Sara Nelson is the face of the militant modern labor movement
Last January, Sara Nelson, international president of the Association of Flight Attendants, became a national face of the modern labor movement when she effectively ended the five-week government shutdown by threatening a strike by her members, which would have effectively shut down air travel in the country, and more broadly calling for a general strike of all workers. (The union thought unpaid and overworked TSA officers and air traffic controllers were creating a safety risk; the federal government reopened just a few hours later). As a 20-year union veteran, Nelson was well aware of unions’ power, but she says that in the past five years, she’s seen that knowledge spread throughout the population.
“There’s an awareness by the younger generation that nobody took care of anything for them,” Nelson says. “They’re realizing this is not a ‘pick yourself up by your bootstraps’ kind of moment. We’re all experiencing these huge issues that will only be resolved if we take action together.”
Nelson says the resurgent movement is focused on healthcare, retirement, fair scheduling, and the idea that “one job should be enough [to make a living].” It’s also much more diverse than previous generations, Nelson notes, which is also leading to important work around eradicating workplace sexism, racism, and other forms of bias.
Nelson points out that much of the most radical activism is coming from woman-dominated industries, including flight attendants, teachers, and hotel workers—to the surprise of their opponents. “When we started talking about action we were willing to take [during the shutdown], the immediate reaction I got from the government, the industry, the media, was ‘Well, what are the pilots willing to do?’” Nelson says. “It finally got through people’s heads: Planes don’t take off without pilots, but they also don’t take off if flight attendants aren’t there to staff them.
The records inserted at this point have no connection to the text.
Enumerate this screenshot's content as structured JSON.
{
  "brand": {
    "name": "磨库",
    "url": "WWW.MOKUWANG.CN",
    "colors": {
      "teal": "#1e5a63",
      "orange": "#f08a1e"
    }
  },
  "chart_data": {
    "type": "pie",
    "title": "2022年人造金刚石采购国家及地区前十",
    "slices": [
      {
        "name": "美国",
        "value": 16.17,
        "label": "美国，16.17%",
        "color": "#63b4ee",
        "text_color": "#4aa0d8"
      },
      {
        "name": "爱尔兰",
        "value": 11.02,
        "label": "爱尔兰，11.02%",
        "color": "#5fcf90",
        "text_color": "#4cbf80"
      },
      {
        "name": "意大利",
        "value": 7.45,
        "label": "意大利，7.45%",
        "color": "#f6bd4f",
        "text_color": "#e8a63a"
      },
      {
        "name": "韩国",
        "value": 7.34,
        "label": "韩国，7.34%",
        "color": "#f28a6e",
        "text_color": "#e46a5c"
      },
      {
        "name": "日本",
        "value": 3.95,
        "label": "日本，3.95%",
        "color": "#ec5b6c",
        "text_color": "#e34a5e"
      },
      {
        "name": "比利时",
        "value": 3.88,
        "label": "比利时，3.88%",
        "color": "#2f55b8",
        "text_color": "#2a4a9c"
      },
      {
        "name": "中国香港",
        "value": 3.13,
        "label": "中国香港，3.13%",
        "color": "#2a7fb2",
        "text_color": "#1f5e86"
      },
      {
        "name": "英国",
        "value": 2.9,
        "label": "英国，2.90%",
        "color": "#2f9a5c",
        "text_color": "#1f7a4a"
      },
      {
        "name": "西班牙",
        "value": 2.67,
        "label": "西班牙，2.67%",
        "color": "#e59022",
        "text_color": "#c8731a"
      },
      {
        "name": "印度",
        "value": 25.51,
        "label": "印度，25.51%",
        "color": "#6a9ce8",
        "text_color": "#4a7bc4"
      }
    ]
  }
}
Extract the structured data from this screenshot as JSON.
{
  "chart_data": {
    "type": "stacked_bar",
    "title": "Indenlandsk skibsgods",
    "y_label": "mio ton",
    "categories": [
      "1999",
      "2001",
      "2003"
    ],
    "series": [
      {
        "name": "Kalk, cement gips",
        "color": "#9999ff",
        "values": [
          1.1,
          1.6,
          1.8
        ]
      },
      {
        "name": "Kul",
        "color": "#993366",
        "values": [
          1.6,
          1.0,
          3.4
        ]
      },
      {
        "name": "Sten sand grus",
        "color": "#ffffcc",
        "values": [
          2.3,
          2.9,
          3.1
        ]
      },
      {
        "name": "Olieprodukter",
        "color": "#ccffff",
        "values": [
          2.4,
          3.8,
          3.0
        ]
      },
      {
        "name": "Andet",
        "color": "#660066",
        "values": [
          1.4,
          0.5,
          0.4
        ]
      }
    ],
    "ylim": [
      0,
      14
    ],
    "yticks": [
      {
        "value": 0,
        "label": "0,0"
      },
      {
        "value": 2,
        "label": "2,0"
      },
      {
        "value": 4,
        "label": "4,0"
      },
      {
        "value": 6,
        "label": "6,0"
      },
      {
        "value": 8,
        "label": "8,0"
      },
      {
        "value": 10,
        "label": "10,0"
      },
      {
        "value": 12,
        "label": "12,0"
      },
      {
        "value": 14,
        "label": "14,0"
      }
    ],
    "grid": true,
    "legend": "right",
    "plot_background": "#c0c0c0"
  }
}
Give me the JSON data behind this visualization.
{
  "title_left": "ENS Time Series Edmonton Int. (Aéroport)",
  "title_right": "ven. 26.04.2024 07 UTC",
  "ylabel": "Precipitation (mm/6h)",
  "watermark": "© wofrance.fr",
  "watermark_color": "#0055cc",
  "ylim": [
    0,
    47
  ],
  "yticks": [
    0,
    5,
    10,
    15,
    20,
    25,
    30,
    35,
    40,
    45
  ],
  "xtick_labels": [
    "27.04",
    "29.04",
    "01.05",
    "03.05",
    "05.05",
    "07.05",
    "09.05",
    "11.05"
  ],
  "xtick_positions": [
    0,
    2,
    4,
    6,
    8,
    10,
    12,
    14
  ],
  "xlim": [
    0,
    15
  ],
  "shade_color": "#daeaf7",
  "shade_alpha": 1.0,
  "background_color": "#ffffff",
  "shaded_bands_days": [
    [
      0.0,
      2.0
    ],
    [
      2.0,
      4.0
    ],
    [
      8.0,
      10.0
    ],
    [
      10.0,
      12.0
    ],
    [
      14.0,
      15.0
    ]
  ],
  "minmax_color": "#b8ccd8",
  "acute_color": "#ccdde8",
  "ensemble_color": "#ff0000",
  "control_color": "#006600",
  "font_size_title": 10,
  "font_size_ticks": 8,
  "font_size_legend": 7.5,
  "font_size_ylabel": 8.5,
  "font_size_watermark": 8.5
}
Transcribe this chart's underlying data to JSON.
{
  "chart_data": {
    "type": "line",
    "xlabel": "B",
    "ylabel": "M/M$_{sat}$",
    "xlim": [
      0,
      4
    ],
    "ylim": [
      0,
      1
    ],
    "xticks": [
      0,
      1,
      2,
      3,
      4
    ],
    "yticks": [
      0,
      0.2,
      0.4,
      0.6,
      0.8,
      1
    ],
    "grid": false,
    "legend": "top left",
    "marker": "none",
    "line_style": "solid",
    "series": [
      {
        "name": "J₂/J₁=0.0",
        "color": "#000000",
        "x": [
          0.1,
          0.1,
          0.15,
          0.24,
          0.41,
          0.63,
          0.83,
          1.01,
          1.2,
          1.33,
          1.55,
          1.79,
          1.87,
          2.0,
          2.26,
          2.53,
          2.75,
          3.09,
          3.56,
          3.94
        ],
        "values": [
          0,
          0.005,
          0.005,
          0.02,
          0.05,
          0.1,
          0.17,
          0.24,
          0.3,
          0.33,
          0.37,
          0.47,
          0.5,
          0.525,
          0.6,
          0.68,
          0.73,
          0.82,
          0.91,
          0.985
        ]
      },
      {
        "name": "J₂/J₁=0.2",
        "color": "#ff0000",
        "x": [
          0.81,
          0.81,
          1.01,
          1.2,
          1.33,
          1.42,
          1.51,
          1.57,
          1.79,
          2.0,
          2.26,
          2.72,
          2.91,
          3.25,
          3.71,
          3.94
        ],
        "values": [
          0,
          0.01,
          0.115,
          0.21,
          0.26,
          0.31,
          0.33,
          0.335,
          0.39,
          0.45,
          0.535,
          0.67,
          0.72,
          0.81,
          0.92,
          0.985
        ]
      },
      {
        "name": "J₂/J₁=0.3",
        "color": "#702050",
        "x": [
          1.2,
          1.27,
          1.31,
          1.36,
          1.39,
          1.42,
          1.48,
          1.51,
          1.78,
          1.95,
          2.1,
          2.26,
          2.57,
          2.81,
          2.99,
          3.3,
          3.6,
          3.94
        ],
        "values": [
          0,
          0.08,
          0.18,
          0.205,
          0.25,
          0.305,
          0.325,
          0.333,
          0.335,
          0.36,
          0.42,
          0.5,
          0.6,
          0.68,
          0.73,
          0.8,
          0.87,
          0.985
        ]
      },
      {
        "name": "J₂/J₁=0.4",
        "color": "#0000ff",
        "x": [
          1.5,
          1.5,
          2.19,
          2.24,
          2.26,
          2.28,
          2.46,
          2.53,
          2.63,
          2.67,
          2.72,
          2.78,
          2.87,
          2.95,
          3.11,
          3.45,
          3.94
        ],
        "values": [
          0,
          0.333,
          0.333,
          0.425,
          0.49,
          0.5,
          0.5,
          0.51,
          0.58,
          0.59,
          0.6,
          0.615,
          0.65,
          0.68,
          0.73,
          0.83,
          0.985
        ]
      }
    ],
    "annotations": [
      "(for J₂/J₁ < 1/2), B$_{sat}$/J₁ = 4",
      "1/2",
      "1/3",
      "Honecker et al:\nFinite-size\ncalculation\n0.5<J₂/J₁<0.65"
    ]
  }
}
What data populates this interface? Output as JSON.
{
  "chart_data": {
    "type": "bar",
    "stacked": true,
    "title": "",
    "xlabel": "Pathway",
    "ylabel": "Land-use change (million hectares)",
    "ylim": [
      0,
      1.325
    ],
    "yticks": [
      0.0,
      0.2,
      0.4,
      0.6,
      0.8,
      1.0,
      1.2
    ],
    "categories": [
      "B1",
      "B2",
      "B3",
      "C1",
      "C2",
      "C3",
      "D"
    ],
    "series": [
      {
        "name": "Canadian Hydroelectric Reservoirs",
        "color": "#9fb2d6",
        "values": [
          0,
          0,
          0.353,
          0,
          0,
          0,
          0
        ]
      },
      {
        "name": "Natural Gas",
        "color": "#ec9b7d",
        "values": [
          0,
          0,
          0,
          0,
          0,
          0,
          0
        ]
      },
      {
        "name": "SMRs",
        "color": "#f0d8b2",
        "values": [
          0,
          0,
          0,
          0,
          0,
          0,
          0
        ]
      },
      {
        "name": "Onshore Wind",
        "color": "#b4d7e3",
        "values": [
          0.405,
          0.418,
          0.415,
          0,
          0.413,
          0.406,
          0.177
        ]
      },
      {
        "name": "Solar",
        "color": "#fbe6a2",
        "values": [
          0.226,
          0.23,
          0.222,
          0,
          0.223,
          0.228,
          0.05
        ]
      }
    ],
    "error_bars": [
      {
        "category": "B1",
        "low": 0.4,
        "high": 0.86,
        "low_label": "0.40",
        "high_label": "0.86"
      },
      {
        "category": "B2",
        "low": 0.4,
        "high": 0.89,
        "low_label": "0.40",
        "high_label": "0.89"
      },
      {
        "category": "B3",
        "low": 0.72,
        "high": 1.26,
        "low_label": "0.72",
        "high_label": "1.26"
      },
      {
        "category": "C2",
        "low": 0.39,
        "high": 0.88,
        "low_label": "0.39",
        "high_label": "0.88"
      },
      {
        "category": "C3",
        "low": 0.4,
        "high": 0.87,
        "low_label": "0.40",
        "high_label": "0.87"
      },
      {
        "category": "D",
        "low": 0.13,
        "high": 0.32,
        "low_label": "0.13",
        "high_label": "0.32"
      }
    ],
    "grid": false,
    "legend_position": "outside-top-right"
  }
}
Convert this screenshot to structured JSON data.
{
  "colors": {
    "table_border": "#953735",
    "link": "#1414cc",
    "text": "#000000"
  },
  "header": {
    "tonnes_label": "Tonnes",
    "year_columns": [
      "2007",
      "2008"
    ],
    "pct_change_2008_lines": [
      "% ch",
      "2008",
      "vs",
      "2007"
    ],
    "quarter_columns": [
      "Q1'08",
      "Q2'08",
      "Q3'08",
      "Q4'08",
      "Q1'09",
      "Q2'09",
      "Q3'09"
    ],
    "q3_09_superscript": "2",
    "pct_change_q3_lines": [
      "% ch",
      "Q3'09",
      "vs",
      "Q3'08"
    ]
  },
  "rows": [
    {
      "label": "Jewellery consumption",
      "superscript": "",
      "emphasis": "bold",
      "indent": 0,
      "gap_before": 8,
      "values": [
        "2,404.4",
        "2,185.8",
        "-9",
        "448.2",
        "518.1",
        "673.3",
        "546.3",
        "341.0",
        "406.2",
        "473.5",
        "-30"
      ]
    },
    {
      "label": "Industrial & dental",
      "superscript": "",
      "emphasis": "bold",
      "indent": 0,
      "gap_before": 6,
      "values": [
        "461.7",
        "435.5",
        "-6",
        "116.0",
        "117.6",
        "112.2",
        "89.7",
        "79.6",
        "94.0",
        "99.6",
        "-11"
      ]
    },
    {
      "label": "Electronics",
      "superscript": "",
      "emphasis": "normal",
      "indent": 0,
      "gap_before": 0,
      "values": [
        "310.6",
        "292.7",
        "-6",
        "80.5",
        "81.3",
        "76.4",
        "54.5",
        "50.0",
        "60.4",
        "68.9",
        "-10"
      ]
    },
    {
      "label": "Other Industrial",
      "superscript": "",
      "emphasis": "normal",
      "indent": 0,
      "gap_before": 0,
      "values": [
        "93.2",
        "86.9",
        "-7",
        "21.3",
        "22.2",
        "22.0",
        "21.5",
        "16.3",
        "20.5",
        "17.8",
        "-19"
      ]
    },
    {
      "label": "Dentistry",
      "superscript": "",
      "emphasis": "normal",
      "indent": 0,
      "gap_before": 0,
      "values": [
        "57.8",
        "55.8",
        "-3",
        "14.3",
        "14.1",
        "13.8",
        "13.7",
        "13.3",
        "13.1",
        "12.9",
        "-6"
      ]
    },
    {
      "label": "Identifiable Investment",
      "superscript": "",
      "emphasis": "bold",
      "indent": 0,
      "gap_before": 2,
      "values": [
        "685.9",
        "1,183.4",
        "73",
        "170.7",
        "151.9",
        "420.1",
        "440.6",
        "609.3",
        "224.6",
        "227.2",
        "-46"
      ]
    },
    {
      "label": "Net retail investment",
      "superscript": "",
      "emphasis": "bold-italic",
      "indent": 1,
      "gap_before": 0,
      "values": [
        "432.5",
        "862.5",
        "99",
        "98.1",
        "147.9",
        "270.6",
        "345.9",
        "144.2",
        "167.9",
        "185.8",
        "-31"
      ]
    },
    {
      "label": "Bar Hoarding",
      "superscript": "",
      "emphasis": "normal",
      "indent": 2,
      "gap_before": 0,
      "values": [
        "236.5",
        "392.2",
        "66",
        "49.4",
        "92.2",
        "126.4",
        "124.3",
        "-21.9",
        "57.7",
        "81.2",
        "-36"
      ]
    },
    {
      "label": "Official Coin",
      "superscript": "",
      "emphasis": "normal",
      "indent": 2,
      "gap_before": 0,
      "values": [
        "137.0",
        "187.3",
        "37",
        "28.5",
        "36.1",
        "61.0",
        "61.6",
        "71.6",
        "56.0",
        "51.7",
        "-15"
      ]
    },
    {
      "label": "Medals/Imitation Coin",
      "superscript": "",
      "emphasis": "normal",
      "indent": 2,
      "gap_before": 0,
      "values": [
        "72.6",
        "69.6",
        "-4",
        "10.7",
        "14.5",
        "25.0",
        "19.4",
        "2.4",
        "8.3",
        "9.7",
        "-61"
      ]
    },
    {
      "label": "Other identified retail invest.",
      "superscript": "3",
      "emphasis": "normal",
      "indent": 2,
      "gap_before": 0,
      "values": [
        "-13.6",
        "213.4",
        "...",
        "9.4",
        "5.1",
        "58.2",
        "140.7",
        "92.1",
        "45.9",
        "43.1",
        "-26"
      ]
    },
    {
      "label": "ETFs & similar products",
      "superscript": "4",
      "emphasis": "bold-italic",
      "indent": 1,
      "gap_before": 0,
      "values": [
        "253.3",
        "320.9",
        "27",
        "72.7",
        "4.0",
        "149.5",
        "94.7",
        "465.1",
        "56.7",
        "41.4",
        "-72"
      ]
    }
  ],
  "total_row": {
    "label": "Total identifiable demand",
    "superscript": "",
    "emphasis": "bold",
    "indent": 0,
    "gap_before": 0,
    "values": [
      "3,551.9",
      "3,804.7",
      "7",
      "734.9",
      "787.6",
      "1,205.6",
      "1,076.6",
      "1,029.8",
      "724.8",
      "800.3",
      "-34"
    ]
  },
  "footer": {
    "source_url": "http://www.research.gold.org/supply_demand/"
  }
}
Suddenly people were calling flight attendants powerful.”
She adds: “I think corporations and governments are very surprised about who’s stepping up, taking action together, taking a leadership role in our democracy.”
Nelson acknowledges that despite the labor movement’s new popularity among tech workers and media companies (Fast Company‘s editorial staff is represented by the Writers Guild of America-East), the 14 million union members that have been at this work for decades “aren’t chump change.”
While strikes have ebbed in recent years, Nelson expects today’s unions to succeed by using more “militant action,” instead of relying solely on union relationships to negotiate deals—like the teachers’ strikes that swept the country over the past few years. “We can get real results for people that way. They don’t have to wait for the next election,” she says. “The labor movement really is the check and balance in a capitalist system.”
The airline industry is 80% organized, and Nelson hopes to raise that to 100%. She says she’s already heard rumors that Wall Street financiers aren’t happy about her union’s gusto—one week after the shutdown ended, Nelson says, there were proposals for laws that would make decertifying airline unions easier, a proposal she calls “laughable.” Airline workers and CEOs alike, she says, know their time is better spent “getting these deals, keeping things calm, trying to run the business.”
“You can write a law that says it’s illegal to strike, but there comes a day when that law means nothing,” she says. “When thousands of people put their hands in their pockets at the same time, there is no moving them.”